Village (United States)

The term Village (English for village) is used as an indicator of the political and geographical structure in parts of the United States.

Introductory Remarks

The term Village is explained in this article for the following 25 U.S. states. The list may be incomplete. In the following, the states are called, in which the term Village has a formal ( official, administrative ) importance, however, occasionally differs:

  • Three states, Idaho, Minnesota and Oklahoma explicitly possess no official Villages.
  • Two States known as Special Areas Villages, namely Maine and New Hampshire
  • Alaska referred to the settlements of the indigenous people (Inuit, Indians) as Villages.
  • In Maryland, the term has different meanings.
  • In four countries Villages exist as spatially - administrative management units (about a German municipality (ie, city or municipality) accordingly), with such a Village not significantly different from designated administrative units ( Town, City ) takes off. This applies to Delaware, Florida, New Mexico, North Carolina.
  • In eight countries consist Villages as spatial- administrative management units (about a German community accordingly), but which differ primarily by the size, in terms of population, of other administrative units: Louisiana, Mississippi, Missouri, Nebraska, Ohio, Texas, West Virginia and Wisconsin.
  • In the four states of Illinois, New Jersey, New York and Oregon a Village is primarily a particular form of communal self-government.
  • In Michigan, a village is part of a township, but has limited local self-government.
  • In Vermont Villages are appointed as territorial subunits typical of the New England states towns which must not be confused with small towns in other parts of the United States that are designated by the same term.

Formal and informal use

In the United States the term Village is informal and partly used as a term for the part of formal- legal. Unofficially, it refers to a type of administrative divisions. Formally referred to as a result of federal responsibilities for local and regional government, a diverse picture of formal- legal types of a Village. The individual states are free as a result of the Tenth Amendment to the Constitution of the United States to designate administrative units as Village or refrain from it. What a Village then is exactly how it differentiates itself and defined, is left to the states. In most cases one village, apart from administrative details, roughly a German community. This makes it more than just a village.

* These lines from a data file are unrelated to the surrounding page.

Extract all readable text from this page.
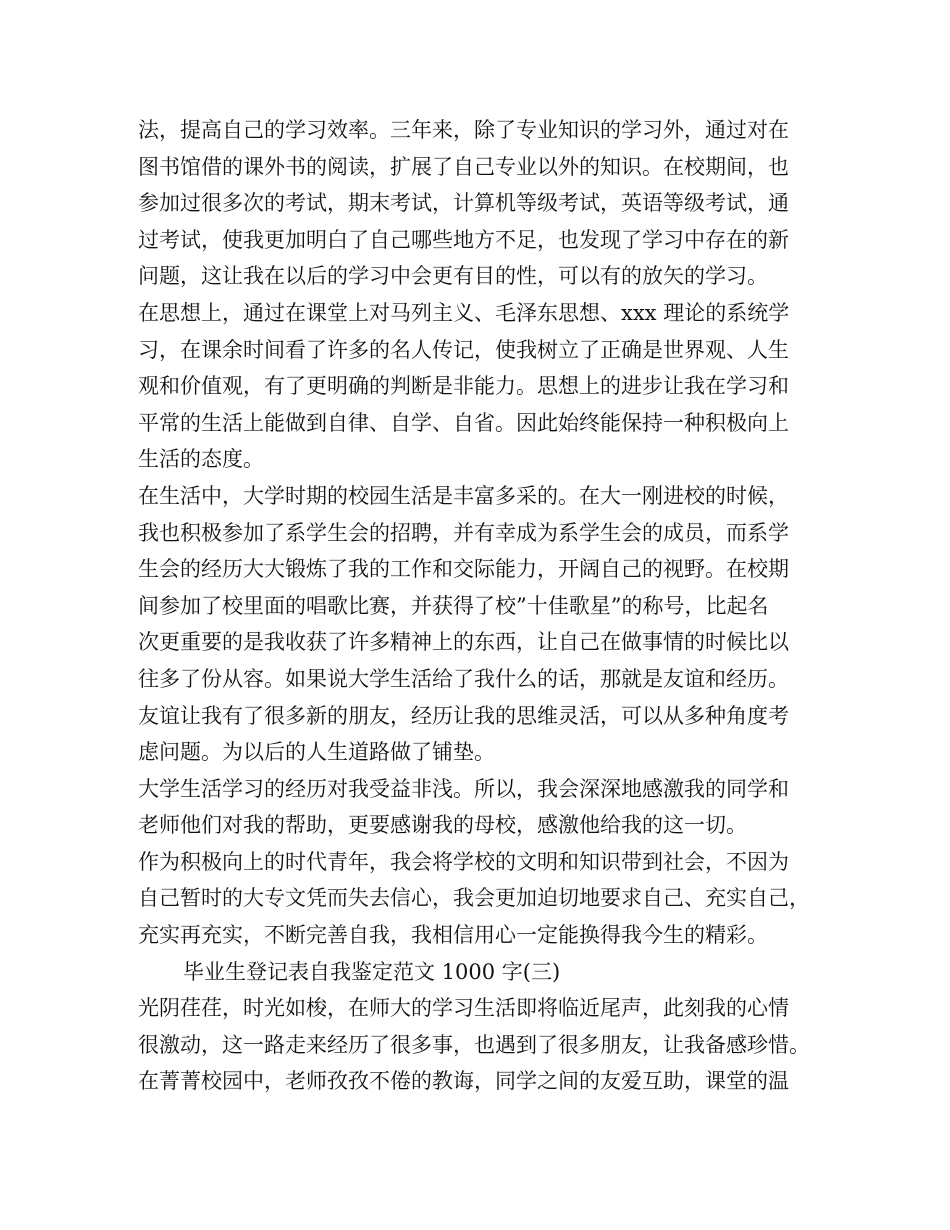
法，提高自己的学习效率。三年来，除了专业知识的学习外，通过对在
图书馆借的课外书的阅读，扩展了自己专业以外的知识。在校期间，也
参加过很多次的考试，期末考试，计算机等级考试，英语等级考试，通
过考试，使我更加明白了自己哪些地方不足，也发现了学习中存在的新
问题，这让我在以后的学习中会更有目的性，可以有的放矢的学习。
在思想上，通过在课堂上对马列主义、毛泽东思想、xxx 理论的系统学
习，在课余时间看了许多的名人传记，使我树立了正确是世界观、人生
观和价值观，有了更明确的判断是非能力。思想上的进步让我在学习和
平常的生活上能做到自律、自学、自省。因此始终能保持一种积极向上
生活的态度。
在生活中，大学时期的校园生活是丰富多采的。在大一刚进校的时候，
我也积极参加了系学生会的招聘，并有幸成为系学生会的成员，而系学
生会的经历大大锻炼了我的工作和交际能力，开阔自己的视野。在校期
间参加了校里面的唱歌比赛，并获得了校”十佳歌星”的称号，比起名
次更重要的是我收获了许多精神上的东西，让自己在做事情的时候比以
往多了份从容。如果说大学生活给了我什么的话，那就是友谊和经历。
友谊让我有了很多新的朋友，经历让我的思维灵活，可以从多种角度考
虑问题。为以后的人生道路做了铺垫。
大学生活学习的经历对我受益非浅。所以，我会深深地感激我的同学和
老师他们对我的帮助，更要感谢我的母校，感激他给我的这一切。
作为积极向上的时代青年，我会将学校的文明和知识带到社会，不因为
自己暂时的大专文凭而失去信心，我会更加迫切地要求自己、充实自己，
充实再充实，不断完善自我，我相信用心一定能换得我今生的精彩。
毕业生登记表自我鉴定范文 1000 字(三)
光阴荏荏，时光如梭，在师大的学习生活即将临近尾声，此刻我的心情
很激动，这一路走来经历了很多事，也遇到了很多朋友，让我备感珍惜。
在菁菁校园中，老师孜孜不倦的教诲，同学之间的友爱互助，课堂的温
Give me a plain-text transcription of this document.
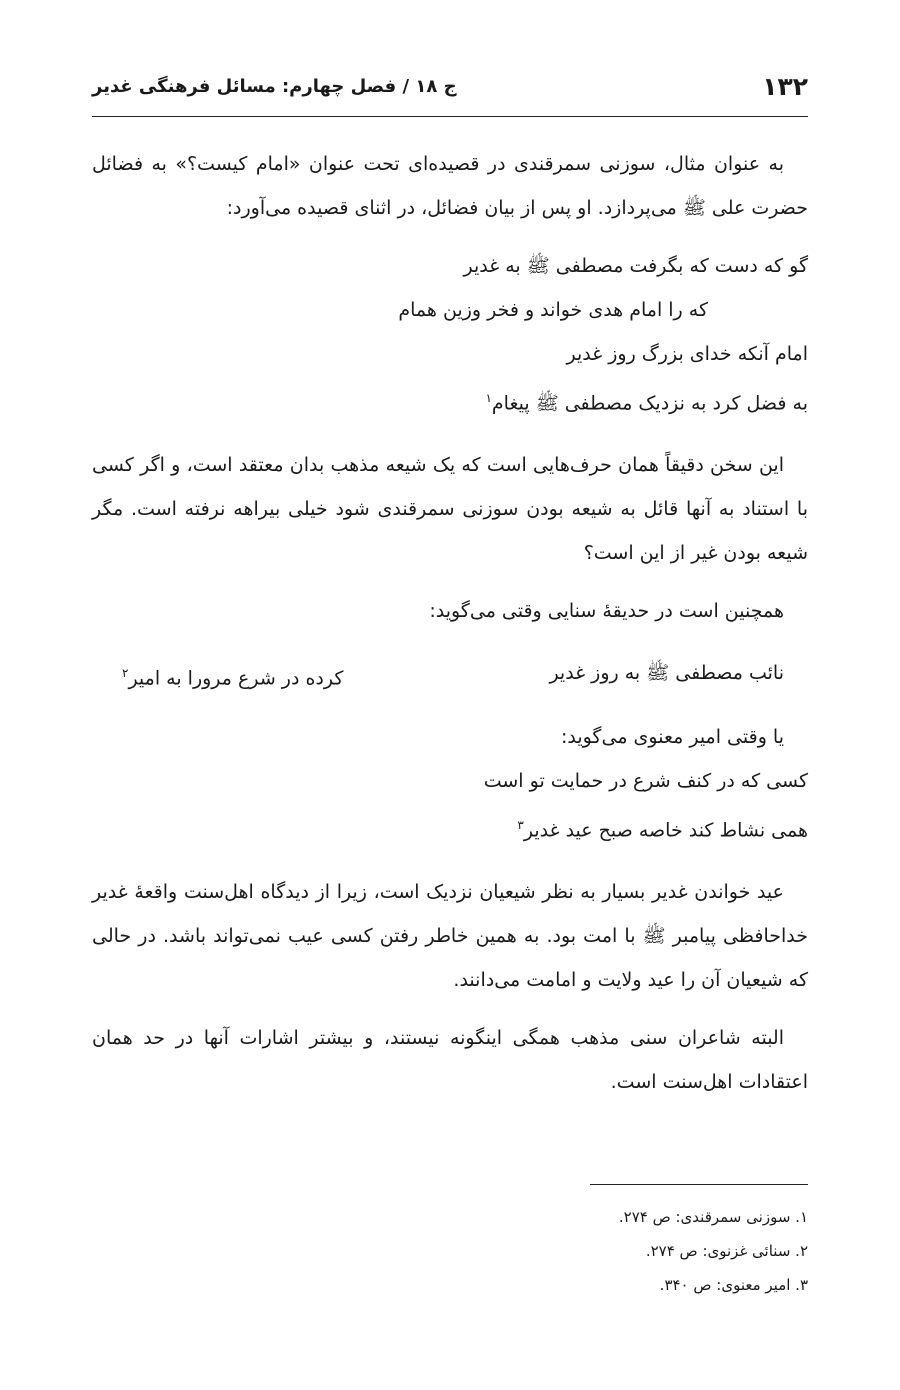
۱۳۲
ج ۱۸ / فصل چهارم: مسائل فرهنگی غدیر

به عنوان مثال، سوزنی سمرقندی در قصیده‌ای تحت عنوان «امام کیست؟» به فضائل حضرت علی ﷺ می‌پردازد. او پس از بیان فضائل، در اثنای قصیده می‌آورد:

گو که دست که بگرفت مصطفی ﷺ به غدیر

که را امام هدی خواند و فخر وزین همام

امام آنکه خدای بزرگ روز غدیر

به فضل کرد به نزدیک مصطفی ﷺ پیغام$^۱$

این سخن دقیقاً همان حرف‌هایی است که یک شیعه مذهب بدان معتقد است، و اگر کسی با استناد به آنها قائل به شیعه بودن سوزنی سمرقندی شود خیلی بیراهه نرفته است. مگر شیعه بودن غیر از این است؟

همچنین است در حدیقهٔ سنایی وقتی می‌گوید:

نائب مصطفی ﷺ به روز غدیر
کرده در شرع مرورا به امیر$^۲$

یا وقتی امیر معنوی می‌گوید:

کسی که در کنف شرع در حمایت تو است

همی نشاط کند خاصه صبح عید غدیر$^۳$

عید خواندن غدیر بسیار به نظر شیعیان نزدیک است، زیرا از دیدگاه اهل‌سنت واقعهٔ غدیر خداحافظی پیامبر ﷺ با امت بود. به همین خاطر رفتن کسی عیب نمی‌تواند باشد. در حالی که شیعیان آن را عید ولایت و امامت می‌دانند.

البته شاعران سنی مذهب همگی اینگونه نیستند، و بیشتر اشارات آنها در حد همان اعتقادات اهل‌سنت است.

۱. سوزنی سمرقندی: ص ۲۷۴.
۲. سنائی غزنوی: ص ۲۷۴.
۳. امیر معنوی: ص ۳۴۰.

Villages in different U.S. states

In the following states of the United States of America, the term Village is a formal- legal use as a term for a political - geographic or administrative unit, usually one of the lowest level administrative unit.


While municipalities are not referred to in Alaska as Village, this designation is there to the Alaska Native Claims Settlement Act in accordance with use as the name of the settlements of the indigenous population.


Get communities in Delaware either the status of a city, a town or a village. In this they differ neither geographically, demographically and still not functional in a significant way from each other. A Village in Delaware has not necessarily had a mayor ( mayor ), such as the municipality Village of Arden.


In Florida communities either Citys, Towns or Villages are called. These differ from each other hardly legally.


All communities in Idaho are called urbanization, although the designations Town and Village are occasionally used in municipal statutes. From 125 inhabitants, a settlement to the competent County may request to get the status of a city ( City).


Communities in Illinois are referred to as city, town or village. Between these there are no differences for the U.S. Census Bureau. Nevertheless, a Village differs in the structure and the minimum size in terms of number of residents considerably from one city ( City, Town). Cities need at least 2,500 inhabitants include. Then they can be a city ( City ) by referendum. From 25,000 inhabitants, is a city automatically receives the rights and obligations of a "home -rule government". Illinois admits these cities extraordinarily far-reaching freedoms in the taxation of its citizens. Structurally, Village and City distinguished by the shape of the municipal council. One Village in Illinois usually has a community leader and one director nominated by the board of trusties him. On the other hand, the cities have a mayor ( Mayor ) and an elected city council.


Municipalities in Louisiana are classified as measured by the size of population, as follows:

  • 5000 inhabitants and more: City
  • 1001-4999 Population: Town
  • 1000 inhabitants or less: Village.


Maine shares its municipalities into three types. Administrative units, as they are also registered by the Census Bureau as hot Municipality City, Town or Plantation. A City is an administrative unit with special legislation. They are made out of other administrative units.

For cities, it is to be managed by a "home -rule government" possible. The concept of the Village takes place within the bodies use in the so-called Village Corporations. These differ as a " special-purpose districts" of other local governments, which are commonly referred to as General -Purpose District. As Specal -Purpose District to correspond formally as school districts.


Michigan State Constitution was originally designed for a sparsely populated agricultural region. These townships were introduced as a primary form of local self-government, until towns were out, which were removed from the townships and full local autonomy were given. Villages are limited self (home rule ) districts within the townships.


In Vermont, as in the other New England states, the states are divided into towns, which correspond approximately to the concept elsewhere used the Township. But Vermont is the only New England state in which there is within the Towns Villages that have limited local self-government. The responsibilities of a Village within its Town are individually determined by a charter, which must be confirmed by the Parliament of the State of Vermont.